In one, former UBS AG equities trader Laura Zubulake won a $29 million award in a federal gender discrimination suit in which she had requested that the bank turn over all internal communications about her.  The bank produced 350 pages of documents, but Zubulake knew there were more — she had retained some herself.

The case set several precedents about how e-discovery ought to proceed and who should pay for it.  In one key ruling, the judge slapped UBS for failing to recognize that the missing e-mails likely would end up being relevant to future litigation.

Later, financier Ron Perelman won $1.6 billion from Morgan Stanley & Co. after a judge said the firm had failed to turn over e-mails and other digital evidence in a lawsuit stemming from its role in the 1998 sale of Perelman's Coleman camping gear company to Sunbeam Corp.

The case is being appealed, but still proving instructive.  "In litigation today, if e-discovery is done wrong, it can have huge implications," said Jonathan Redgrave, a partner at Redgrave Daley Ragan & Wagner LLP who specializes in electronic document issues.

In addition to these cases and laws such as Sarbanes-Oxley that tighten record-retention requirements, new changes in rules of civil procedure set strict standards for what companies should do with their files the moment they are sued.

"Some of those standards are fairly onerous even to sophisticated, highly litigious businesses," said Gerald Massey, head of Fios.

Complicating matters, other rules — including European data-privacy laws and the new Fair and Accurate Credit Transactions Act — require companies to go in the opposite direction and dispose of certain kinds of records.

Much of what e-discovery companies do is similar — but offered under different names or pricing schemes.

Generally, a vendor gets raw material from corporate computers and backup tapes, then dives in — with specialized software rather than humans — to remove duplicate files or records that have no bearing on a case, while zeroing in on those that might.

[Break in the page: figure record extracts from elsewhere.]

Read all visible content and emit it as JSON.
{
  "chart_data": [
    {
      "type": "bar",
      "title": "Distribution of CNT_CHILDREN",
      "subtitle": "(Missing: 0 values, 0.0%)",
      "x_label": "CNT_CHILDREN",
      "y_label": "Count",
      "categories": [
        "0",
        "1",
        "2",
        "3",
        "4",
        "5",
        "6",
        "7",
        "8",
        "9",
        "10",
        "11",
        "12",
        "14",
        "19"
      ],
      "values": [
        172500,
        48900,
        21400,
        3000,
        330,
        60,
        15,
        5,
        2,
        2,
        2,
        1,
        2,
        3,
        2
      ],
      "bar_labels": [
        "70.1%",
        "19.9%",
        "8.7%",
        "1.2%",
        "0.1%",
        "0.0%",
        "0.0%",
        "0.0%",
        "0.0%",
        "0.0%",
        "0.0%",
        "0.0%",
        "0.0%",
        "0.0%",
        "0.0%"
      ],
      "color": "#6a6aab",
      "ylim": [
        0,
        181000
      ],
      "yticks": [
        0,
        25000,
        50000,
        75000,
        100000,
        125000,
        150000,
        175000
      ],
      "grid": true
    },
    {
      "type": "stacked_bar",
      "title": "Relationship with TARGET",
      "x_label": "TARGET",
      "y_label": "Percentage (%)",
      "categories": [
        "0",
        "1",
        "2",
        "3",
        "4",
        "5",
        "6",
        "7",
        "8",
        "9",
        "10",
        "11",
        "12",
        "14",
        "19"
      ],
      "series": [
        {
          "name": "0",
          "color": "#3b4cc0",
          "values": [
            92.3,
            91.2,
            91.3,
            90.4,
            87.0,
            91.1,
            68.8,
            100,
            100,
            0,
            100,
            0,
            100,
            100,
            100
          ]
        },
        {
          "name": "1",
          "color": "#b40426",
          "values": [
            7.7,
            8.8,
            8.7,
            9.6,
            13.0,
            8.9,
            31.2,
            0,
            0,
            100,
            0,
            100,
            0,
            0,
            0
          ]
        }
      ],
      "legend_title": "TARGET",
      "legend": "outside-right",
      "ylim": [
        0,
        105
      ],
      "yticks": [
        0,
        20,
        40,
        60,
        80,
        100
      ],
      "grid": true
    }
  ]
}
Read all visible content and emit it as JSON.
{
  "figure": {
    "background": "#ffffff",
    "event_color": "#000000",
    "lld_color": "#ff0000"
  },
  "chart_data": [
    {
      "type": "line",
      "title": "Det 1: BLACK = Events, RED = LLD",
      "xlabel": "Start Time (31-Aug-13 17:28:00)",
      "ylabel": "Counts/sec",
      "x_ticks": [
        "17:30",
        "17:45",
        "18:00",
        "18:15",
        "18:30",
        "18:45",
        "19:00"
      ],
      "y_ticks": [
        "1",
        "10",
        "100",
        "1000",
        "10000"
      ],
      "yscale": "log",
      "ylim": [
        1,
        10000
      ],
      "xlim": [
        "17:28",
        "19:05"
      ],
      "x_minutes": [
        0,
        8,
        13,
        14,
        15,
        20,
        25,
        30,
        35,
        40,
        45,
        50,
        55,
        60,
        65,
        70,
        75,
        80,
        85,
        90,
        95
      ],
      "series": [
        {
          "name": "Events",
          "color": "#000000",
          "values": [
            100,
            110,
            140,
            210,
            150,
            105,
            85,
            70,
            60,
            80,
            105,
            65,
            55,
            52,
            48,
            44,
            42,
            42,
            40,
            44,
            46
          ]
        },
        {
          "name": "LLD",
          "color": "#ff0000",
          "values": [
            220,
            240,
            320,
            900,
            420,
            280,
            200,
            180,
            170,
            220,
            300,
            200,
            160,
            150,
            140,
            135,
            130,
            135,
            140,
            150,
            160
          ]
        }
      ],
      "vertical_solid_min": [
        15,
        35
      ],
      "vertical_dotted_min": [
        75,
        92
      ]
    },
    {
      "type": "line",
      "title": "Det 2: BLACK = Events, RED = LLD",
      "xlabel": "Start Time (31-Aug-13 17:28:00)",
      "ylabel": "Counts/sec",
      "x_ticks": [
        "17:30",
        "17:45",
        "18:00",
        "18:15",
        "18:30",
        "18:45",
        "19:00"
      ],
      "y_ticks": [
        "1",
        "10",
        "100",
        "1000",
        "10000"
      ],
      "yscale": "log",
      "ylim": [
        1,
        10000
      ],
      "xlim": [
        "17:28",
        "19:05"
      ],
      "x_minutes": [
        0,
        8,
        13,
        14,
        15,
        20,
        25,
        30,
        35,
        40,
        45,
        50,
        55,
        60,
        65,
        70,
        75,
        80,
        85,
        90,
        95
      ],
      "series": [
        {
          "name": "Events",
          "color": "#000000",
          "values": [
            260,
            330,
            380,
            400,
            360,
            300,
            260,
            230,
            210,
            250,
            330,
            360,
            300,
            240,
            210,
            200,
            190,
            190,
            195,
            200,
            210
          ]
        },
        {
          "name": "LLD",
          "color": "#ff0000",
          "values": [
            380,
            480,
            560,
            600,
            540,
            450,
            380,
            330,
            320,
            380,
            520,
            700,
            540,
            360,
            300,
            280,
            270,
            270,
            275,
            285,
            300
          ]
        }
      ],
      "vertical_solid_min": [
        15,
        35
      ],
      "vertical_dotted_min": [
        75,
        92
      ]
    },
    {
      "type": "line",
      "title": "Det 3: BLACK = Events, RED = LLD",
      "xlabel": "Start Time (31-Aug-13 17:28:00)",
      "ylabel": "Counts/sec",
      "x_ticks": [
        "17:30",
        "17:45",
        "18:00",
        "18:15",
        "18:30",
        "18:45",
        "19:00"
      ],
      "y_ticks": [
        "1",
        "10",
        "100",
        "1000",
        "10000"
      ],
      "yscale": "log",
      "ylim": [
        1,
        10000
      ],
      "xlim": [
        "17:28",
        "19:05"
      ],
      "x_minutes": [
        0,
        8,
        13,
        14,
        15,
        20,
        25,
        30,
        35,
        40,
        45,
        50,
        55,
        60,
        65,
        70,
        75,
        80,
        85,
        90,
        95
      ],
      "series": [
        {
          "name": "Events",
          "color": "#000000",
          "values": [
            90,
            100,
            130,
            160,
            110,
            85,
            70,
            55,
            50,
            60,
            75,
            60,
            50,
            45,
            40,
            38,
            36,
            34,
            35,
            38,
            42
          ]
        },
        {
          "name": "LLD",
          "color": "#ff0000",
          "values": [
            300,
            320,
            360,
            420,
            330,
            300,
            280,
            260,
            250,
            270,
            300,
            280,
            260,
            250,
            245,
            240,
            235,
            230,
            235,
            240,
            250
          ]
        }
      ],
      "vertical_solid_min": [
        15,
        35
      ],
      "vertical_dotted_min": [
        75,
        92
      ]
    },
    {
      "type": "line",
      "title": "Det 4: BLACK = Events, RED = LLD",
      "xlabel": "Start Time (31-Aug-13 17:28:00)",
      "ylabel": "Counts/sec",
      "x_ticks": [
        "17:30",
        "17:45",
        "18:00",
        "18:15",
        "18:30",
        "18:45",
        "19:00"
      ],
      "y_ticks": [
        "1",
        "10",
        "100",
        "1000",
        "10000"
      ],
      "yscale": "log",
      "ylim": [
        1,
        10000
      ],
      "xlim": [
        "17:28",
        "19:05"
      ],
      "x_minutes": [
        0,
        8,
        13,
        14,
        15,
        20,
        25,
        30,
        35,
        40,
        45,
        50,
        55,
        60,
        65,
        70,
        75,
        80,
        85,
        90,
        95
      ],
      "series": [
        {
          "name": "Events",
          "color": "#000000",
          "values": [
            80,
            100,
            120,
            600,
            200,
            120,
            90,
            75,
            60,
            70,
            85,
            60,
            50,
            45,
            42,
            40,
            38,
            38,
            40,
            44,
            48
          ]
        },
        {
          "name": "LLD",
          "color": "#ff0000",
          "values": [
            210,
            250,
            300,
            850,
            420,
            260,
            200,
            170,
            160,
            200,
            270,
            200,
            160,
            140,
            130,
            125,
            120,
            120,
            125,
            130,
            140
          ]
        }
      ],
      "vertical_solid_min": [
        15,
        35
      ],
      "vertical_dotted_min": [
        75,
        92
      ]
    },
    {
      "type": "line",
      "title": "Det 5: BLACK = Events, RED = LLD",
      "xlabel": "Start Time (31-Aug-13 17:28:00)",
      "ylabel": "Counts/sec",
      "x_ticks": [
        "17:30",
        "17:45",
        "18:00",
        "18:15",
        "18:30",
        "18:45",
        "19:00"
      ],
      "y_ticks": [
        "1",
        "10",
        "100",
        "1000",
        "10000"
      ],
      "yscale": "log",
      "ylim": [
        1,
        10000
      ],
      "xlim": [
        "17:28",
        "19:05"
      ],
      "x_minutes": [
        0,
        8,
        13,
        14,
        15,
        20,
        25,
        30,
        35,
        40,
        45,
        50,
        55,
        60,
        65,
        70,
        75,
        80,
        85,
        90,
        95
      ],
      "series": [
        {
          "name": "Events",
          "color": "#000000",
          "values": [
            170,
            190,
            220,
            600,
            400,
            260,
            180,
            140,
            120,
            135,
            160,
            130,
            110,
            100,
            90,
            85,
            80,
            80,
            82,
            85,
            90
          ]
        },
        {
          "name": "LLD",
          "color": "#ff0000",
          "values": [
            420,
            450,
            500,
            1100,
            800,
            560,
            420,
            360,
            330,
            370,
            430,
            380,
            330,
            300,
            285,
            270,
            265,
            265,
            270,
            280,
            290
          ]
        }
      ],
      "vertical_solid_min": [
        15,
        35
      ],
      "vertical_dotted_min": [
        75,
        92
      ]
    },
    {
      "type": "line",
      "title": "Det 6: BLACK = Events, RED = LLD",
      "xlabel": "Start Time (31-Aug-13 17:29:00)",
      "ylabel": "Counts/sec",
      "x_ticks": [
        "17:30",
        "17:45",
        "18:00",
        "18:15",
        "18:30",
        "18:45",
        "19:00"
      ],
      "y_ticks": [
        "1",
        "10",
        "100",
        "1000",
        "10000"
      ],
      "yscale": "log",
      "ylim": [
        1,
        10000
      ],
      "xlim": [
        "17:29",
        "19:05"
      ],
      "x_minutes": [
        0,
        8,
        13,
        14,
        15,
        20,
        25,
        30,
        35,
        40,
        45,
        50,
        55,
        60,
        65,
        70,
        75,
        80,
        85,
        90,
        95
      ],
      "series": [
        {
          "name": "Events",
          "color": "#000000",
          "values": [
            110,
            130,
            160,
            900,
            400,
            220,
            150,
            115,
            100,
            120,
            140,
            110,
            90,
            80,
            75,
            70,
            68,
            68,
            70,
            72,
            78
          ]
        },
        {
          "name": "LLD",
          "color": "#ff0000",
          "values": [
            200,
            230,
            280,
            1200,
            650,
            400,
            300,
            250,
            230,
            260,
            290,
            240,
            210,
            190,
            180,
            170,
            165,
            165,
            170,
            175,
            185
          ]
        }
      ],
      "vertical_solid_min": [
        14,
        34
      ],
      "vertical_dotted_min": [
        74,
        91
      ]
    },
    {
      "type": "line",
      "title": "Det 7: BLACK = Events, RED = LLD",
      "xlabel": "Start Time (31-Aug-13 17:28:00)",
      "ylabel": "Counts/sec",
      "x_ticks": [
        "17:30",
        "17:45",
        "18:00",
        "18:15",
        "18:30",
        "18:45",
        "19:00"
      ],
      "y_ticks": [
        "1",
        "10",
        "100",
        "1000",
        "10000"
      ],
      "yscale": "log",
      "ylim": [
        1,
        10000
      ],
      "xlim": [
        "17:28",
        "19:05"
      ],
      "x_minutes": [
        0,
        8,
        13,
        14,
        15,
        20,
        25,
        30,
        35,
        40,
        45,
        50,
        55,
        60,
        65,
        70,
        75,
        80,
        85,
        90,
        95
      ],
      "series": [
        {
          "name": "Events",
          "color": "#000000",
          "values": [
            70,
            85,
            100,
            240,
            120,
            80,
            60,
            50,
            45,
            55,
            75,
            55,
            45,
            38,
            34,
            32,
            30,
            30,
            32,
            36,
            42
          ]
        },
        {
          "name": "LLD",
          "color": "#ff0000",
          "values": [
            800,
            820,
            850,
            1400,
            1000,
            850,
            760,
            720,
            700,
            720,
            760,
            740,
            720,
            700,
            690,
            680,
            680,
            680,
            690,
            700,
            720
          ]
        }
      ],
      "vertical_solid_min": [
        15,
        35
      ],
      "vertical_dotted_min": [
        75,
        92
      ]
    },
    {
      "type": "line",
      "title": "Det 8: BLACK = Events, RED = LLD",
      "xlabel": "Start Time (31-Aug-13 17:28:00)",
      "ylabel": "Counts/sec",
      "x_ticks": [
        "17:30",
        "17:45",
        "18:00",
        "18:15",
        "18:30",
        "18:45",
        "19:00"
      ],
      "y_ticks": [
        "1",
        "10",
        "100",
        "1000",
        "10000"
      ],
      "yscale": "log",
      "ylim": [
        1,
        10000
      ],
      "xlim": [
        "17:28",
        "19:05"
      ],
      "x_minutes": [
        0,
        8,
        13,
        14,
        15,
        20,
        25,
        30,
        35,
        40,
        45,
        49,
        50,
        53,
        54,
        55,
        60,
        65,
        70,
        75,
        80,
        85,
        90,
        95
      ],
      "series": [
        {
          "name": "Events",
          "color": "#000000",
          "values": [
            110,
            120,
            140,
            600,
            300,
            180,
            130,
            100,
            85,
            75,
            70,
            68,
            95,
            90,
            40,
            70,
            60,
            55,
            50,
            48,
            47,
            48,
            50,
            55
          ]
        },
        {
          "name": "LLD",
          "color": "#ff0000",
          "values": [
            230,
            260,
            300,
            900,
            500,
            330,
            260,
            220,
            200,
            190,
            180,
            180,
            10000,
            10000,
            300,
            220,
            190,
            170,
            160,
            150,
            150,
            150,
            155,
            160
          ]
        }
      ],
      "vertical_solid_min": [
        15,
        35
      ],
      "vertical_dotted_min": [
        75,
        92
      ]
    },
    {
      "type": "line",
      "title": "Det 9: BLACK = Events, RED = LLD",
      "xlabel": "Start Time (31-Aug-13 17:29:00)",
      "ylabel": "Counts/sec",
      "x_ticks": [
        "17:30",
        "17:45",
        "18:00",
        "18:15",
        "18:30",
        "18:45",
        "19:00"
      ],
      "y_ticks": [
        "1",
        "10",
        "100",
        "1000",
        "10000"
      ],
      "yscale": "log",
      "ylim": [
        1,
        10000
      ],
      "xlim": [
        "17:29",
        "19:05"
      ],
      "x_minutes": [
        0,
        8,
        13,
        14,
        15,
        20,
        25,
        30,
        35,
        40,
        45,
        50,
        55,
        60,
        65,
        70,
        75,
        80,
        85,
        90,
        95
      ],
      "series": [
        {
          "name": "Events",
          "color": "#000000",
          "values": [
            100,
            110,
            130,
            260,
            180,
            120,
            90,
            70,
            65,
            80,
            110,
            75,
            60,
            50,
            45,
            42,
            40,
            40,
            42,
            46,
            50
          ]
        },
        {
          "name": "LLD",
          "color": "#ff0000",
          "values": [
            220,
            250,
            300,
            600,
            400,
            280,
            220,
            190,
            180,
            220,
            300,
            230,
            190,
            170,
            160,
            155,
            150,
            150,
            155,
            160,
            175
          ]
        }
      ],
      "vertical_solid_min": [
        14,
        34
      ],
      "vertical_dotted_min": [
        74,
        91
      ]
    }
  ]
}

Later the vendors can be asked to testify how the searches were conducted.

Sometimes the findings are virtual smoking guns, like the infamous e-mail in which investment banker Frank Quattrone endorsed a recommendation that colleagues destroy files.

Other times evidence comes not from what's in a file, but from its "metadata" — the automatically applied labels that explain such things as when a file was made, reviewed, changed or transferred.

From there, even the end product comes in digital form.  The evidence found by electronic discovery firms can be put on secure Web sites for legal teams to pore over, mark up and redact if necessary.

This kind of service often runs well into six figures, but there will be pressure to bring that down as cost-conscious companies replace law firms as the direct clients.  And that figures to change the sprawling field.